In particolare, però, i settori delle costruzioni e dell’informazione e comunicazione, sono caratterizzati da una presenza maschile superiore alla media: le donne rappresentano solamente il 7,8% degli occupati nelle costruzioni e il 29,5% di quelli nel comparto di informazione e comunicazione. La partecipazione delle donne è anche molto legata ai carichi familiari: nel 2023 il tasso di occupazione delle 25-49enni è pari all’81,3% se la donna vive da sola, scende al 76,2% se vive in coppia senza figli e al 60,2% se ha figli. Anche il divario a sfavore delle madri si riduce sensibilmente all’aumentare del titolo di studio: tra le laureate il tasso di occupazione è superiore al 70% indipendentemente dal ruolo in famiglia e dalla ripartizione di residenza. Nel complesso, il tasso di occupazione delle 25-49enni oscilla da un minimo di 22,9% tra le madri del Mezzogiorno con basso titolo di studio a un massimo di 97,0% tra le donne laureate che vivono da sole al Centro.
Differenze di genere si riscontrano anche nella qualità del lavoro. Oltre un quarto delle donne (27,2%) presenta elementi di vulnerabilità legati alla precarietà lavorativa (dipendenti a tempo determinato e collaboratori) e/o all’impossibilità di trovare un lavoro a tempo pieno (part-time involontario); tra gli uomini la quota dei lavoratori vulnerabili scende al 15,6%.
L’Italia soffre di un cronico ritardo nel confronto con i principali partner internazionali. Insomma, viviamo in un Paese in cui il tasso di occupazione femminile è molto basso, così basso da essere il peggiore d’Europa, in cui la qualità del lavoro femminile è scarsa e caratterizzata da contratti poveri, in cui non si realizzano i desideri di fecondità, un Paese in cui per le donne i figli rappresentano spesso l’uscita dal mercato del lavoro e l’anticamera della povertà, e in cui i divari sociali e territoriali sono fortemente accentuati a svantaggio del Sud specialmente se si è una donna.

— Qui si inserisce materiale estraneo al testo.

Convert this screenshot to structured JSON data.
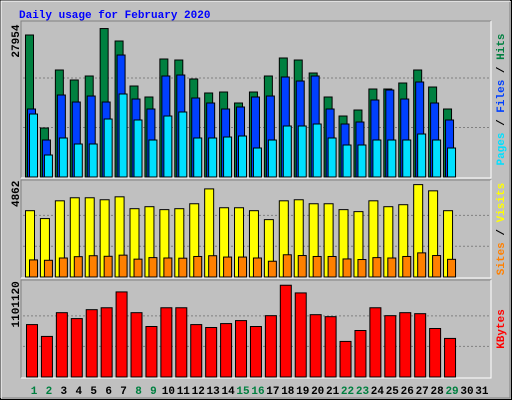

Il tasso di inattività che continua ad aumentare soprattutto per le donne in età di lavoro dovrebbe essere un buon motivo per cambiare le politiche del mercato del lavoro: meno sussidi e più servizi , nella contrattazione di secondo livello ancora troppo blanda il ricorso a un uso dei fondi bilaterali per maggiori congedi parentali o premio di produttività trasformato in permessi per la flessibilità del lavoro, e un monitoraggio serio disaggregato per genere in tutti i settori lavorativi, poiché sottolineare per esempio che le dimissioni “volontarie” coinvolgono le lavoratrici in numero estremamente maggiore e lo scenario settoriale delle convalide si innesta nel tradizionale assetto di genere del mercato del lavoro, e addirittura vi sono settori – come l’industria – in cui le donne sono presenti in quota inferiore agli uomini, pur registrando un numero di convalide più elevato, indica dove una politica industriale innovativa potrebbe rappresentare una opportunità concreta per aumentare l’occupazione femminile.